Regarding the provision in Section 10-04-10(1) permitting a deposit in cash we consider as good logic the statement found in United States v. American Surety Company of New York, 172 F.2d 135, 7 A.L.R.2d 940, certiorari denied 337 U.S. 930, as follows:
"Whatever may turn out to be the proper interpretation of the deposit provision, we think it cannot be held to limit the force of the requirement for an annual additional premium.
"The substantial and controlling point is that an annual premium was required and paid in the expectation of the obvious protection which that should afford."[175 N.W.2d 587]

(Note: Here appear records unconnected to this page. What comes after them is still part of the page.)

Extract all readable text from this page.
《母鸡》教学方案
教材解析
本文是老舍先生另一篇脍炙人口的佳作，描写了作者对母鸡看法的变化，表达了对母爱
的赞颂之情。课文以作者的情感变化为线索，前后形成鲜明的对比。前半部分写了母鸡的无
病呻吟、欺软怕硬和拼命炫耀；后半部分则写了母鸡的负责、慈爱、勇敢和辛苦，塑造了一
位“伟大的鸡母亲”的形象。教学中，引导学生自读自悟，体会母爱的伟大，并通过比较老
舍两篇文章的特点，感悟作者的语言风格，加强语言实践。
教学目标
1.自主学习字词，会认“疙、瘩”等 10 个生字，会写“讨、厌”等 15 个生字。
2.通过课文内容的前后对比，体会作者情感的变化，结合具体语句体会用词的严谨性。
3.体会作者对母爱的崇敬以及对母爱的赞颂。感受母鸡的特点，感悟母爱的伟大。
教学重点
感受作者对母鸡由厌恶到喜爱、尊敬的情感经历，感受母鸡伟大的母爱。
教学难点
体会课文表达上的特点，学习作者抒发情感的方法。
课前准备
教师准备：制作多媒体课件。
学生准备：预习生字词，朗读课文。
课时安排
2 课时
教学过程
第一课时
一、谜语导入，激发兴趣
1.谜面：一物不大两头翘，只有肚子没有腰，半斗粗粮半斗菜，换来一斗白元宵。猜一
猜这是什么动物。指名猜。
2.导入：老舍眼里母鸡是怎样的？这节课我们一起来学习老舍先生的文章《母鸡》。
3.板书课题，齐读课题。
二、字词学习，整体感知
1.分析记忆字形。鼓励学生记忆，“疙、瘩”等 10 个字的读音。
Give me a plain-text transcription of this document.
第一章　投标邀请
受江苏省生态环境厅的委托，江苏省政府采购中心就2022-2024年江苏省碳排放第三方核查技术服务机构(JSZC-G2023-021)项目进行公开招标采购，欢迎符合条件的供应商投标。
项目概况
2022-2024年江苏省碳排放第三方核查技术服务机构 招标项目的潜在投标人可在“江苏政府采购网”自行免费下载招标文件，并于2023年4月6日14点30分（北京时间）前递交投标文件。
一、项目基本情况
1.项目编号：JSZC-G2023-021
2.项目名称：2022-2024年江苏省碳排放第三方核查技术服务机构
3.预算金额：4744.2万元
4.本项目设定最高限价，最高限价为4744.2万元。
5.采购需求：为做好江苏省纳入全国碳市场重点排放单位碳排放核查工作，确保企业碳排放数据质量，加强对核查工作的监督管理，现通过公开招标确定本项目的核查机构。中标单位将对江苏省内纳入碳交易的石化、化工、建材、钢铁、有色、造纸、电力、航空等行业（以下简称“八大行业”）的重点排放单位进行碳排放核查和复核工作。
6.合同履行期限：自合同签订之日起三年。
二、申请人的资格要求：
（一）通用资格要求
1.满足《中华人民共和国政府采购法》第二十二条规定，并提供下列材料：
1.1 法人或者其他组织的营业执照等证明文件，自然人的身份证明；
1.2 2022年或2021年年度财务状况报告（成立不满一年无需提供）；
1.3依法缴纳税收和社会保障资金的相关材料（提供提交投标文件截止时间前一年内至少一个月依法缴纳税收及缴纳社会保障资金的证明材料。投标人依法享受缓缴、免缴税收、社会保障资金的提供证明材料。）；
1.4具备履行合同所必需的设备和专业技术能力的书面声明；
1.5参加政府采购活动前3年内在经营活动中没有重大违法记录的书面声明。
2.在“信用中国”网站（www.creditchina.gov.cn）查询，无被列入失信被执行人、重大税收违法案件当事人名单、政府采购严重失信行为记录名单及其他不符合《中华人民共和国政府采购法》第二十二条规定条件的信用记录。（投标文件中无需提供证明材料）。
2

The legislative intent is expressed in Section 10-04-10 of the North Dakota Century Code as follows:
"The bond or deposit should be of such type as may be approved by the Commissioner and shall be in such an amount as he shall deem necessary to protect purchasers when there is taken into consideration the volume of business engaged in by the applicant and the number of salesmen employed by the applicant." [Emphasis added.]
On the precise point Chief Justice Baldwin said in Metropolitan Casualty Co. of New York v. Billings (Conn.1963), 192 A.2d 541: "The legislature could hardly have intended such inadequate protection for the public. When the statutory provisions requiring the posting of a bond by each applicant for a license [Section 10-04-10(1)], making posting of a bond a condition precedent of the issuance of any license [Section 10-04-10(1)], and making it necessary to renew annually any license issued [Section 10-04-10(5)] are read together, as they must be, the legislative intent that the bond carry an annually cumulative liability is obvious. Any other interpretation would defeat the purpose of this remedial legislation."
The surety, St. Paul Fire and Marine Insurance Company,is liable under said bond for a maximum of $5,000 in each of the five separate annual periods for which it charged and received an appropriate premium.
For reasons stated in this opinion, the judgment of the district court is reversed.
A.C. Bakken, D.J.
Obert C. Teigen, C.J.
Alvin C. Strutz
Ralph J. Erickstad
Harvey B. Knudson
Wm. L. Paulson, J., deeming himself disqualified, did not participate; the Honorable A. C. Bakken, one of the judges of the First Judicial District, sitting in his stead.